Ag-legislation passing through the Missouri General Assembly was also under discussion. Doreen Hannes encouraged members to contact Gov. Jay Nixon and urge him to veto HB 209 which has passed the legislature and is on the governor’s desk for signing. “HB 209 is, in effect, statewide zoning,” she said. It gives counties the ability to, “enact ordinances to provide for the abatement of a condition of any lot or land that has the presence of rubbish and trash, lumber, bricks, tin, steel, parts of derelict motorcycles, derelict cars, derelict trucks, derelict construction equipment, derelict appliances, broken furniture, or overgrown or noxious weeds in residential subdivisions or districts which may endanger public safety or which is unhealthy or unsafe and declared to be a public nuisance.”
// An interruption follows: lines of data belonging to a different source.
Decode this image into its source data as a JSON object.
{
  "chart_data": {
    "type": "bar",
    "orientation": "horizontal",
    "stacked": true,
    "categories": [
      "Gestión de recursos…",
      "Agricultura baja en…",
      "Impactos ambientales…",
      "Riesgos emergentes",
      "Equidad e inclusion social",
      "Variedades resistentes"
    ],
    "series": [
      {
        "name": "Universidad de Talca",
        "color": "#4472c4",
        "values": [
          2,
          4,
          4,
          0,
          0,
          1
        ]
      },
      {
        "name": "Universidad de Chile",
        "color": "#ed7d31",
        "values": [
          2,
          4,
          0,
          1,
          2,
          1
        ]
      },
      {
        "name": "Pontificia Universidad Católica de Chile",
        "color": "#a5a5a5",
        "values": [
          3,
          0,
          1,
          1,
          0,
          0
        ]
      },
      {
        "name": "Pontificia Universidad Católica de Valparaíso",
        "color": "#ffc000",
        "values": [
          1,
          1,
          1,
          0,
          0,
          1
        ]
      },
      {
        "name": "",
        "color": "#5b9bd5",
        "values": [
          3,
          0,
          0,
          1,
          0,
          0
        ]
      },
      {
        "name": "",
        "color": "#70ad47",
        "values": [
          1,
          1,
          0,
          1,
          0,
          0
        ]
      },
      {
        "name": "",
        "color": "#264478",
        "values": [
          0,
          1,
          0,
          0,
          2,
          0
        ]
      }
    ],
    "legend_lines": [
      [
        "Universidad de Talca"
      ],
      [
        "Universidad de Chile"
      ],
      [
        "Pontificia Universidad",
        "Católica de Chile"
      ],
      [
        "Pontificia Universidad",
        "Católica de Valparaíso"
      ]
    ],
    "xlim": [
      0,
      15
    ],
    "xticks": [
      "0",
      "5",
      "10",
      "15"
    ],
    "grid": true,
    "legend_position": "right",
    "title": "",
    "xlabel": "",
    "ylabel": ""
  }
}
Rural residents can be fined for anything visible from the road that city folks might consider “visual pollution,” she said. It will give counties who sign onto this an easy route to collecting more revenue. It only takes two out of three commissioners to agree to this.

Hannes said that the bill has other parts that open up the whole state to Confined Animal Feeding Operations (CAFOs). It takes away local control to stop something like a huge hog operation from cropping up next door. And it lets corporate agriculture expand by what amounts to eminent domain. It makes the playing field for small farmers extremely unlevel.

Bob Parker discussed the pitfalls of the State Of Missouri getting into the real estate business. The Missouri House passed HB 458, the Missouri Farmland Trust Act and sent it on to the Senate Agriculture, Food Production & Outdoor Resource Committee. Senator Chuck Purgason is on that committee. Parker recommends that citizens contact their senator and express their concerns.

This bill creates “the “Missouri Farmland Trust Act.” The purpose of this section is to allow individuals and entities to donate, gift, or otherwise convey farmland to the state department of agriculture for the purpose of preserving the land as farmland and to further provide beginning farmers with an opportunity to farm by allowing long-term low and variable cost leases, thereby making it affordable for the next generation of farmers to continue to produce food, fiber, and fuel.

“The department of agriculture is authorized to accept or acquire by purchase, lease, donation, or agreement any agricultural lands, easements, real and personal property, or rights in lands, easements, or real and personal property, including but not limited to buildings, structures, improvements, equipment, or facilities subject to preservation and improvement. Such lands shall be properties of the Missouri farmland trust. . .”

The Act gives the Missouri Department of Agriculture authority to appoint a five-member board to oversee the trust and determine who will be able to lease these properties.